R – Sim. O banco procurava... Era obrigado a se defender com o seu próprio pessoal. Eu fui várias vezes com o Colin, que era diretor administrativo, visitar o Bradesco, que era o primeiro banco que se mecanizou. Eu era muito amigo do Amador Aguiar e ele me recebia muito bem, almoçava lá com ele, mostrava, ele tinha orgulho de mostrar a organização. Eu aproveitava o ensinamento de lá e o Colin também e aplicava no banco. Então, o Bradesco nos serviu de exemplo na mecanização. Vê que a gente aproveitava todas as ocasiões pra fazer um banco comercial e um banco lucrativo. E, no meu tempo, quando eu saí, as ações do banco eram __________ na bolsa. Todo mundo queria ser sócio do banco.

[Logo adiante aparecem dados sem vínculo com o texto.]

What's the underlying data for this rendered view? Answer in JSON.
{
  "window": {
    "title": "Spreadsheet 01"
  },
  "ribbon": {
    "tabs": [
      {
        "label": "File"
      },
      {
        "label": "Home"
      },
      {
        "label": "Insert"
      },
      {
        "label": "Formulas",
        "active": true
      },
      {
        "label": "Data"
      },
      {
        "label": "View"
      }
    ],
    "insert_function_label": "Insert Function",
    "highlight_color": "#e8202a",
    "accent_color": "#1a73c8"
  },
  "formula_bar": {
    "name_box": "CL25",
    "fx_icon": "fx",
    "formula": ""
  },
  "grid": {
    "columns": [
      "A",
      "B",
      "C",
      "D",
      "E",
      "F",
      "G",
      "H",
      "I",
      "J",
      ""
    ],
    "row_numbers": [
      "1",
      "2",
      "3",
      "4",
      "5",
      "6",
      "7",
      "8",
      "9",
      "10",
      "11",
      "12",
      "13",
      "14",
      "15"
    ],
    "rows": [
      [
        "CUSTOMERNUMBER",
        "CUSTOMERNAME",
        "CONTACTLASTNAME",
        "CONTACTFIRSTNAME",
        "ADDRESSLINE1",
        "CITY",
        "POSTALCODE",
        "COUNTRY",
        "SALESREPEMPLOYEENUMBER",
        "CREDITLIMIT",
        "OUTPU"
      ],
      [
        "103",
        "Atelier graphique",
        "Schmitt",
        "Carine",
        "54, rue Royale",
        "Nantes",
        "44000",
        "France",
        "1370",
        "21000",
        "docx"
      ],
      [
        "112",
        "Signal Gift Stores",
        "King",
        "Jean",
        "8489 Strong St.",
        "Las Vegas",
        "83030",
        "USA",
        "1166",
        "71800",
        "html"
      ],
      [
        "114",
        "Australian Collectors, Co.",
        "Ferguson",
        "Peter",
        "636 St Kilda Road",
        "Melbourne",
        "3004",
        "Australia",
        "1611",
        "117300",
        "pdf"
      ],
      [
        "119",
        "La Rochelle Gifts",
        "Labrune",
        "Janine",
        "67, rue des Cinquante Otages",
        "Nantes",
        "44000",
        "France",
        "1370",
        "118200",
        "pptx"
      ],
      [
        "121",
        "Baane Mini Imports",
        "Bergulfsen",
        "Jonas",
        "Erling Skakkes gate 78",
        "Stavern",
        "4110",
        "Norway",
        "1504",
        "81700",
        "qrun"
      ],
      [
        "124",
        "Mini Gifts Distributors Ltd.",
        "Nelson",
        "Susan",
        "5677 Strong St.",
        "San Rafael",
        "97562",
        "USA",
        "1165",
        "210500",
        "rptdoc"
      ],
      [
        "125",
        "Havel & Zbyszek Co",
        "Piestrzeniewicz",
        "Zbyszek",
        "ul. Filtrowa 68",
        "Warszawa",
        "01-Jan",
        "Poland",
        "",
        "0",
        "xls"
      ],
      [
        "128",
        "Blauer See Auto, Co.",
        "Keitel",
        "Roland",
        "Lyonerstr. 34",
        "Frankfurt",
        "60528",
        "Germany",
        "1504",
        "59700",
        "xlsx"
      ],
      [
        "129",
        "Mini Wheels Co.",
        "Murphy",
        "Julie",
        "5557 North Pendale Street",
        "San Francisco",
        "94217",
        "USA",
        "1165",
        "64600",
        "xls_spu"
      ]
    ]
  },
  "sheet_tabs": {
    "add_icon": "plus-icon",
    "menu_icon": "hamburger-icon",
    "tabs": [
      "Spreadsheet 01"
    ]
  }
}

P/1 – Uma outra coisa que o senhor contou pra mim. Desculpa eu vou explorar um pouquinho. Porque o Banco do Brasil, as agências, elas foram abertas de acordo com os ciclos econômicos, não tem essa história que o pessoal conta em relação ao ciclo da borracha, o ciclo do café, porque tem número um no Rio, número dois em Manaus. Tem essa relação?
R – Até 1906 não era Banco do Brasil, era banco do Rio de Janeiro. Desde a fundação o banco não queria filiais. Foi e criou a primeira filial ali em Santos por causa do café. E em Manaus e Belém, por causa da borracha. Com a derrocada da borracha, ficaram aquelas duas agências lá e o banco começou a criar outras. Depois de Santos, criou São Paulo, criou Porto Alegre e foi criando nas capitais. Mas, veja que em 1945, quando criada a __________, que foi a pedra fundamental do banco, o banco só tinha dez mil funcionários naquela época, tinha poucas agências. Não sei quantas eram, mas eram poucas. Foi se desenvolvendo depois. Depois de criar a carteira agrícola, o banco teve um surto de desenvolvimento muito grande nas cidades pequenas, né?
P/1 – O senhor contou bastante causo aqui, na sua visão, hoje, como vê a importância do Banco do Brasil pro desenvolvimento do próprio país? Como o senhor vê a importância do banco?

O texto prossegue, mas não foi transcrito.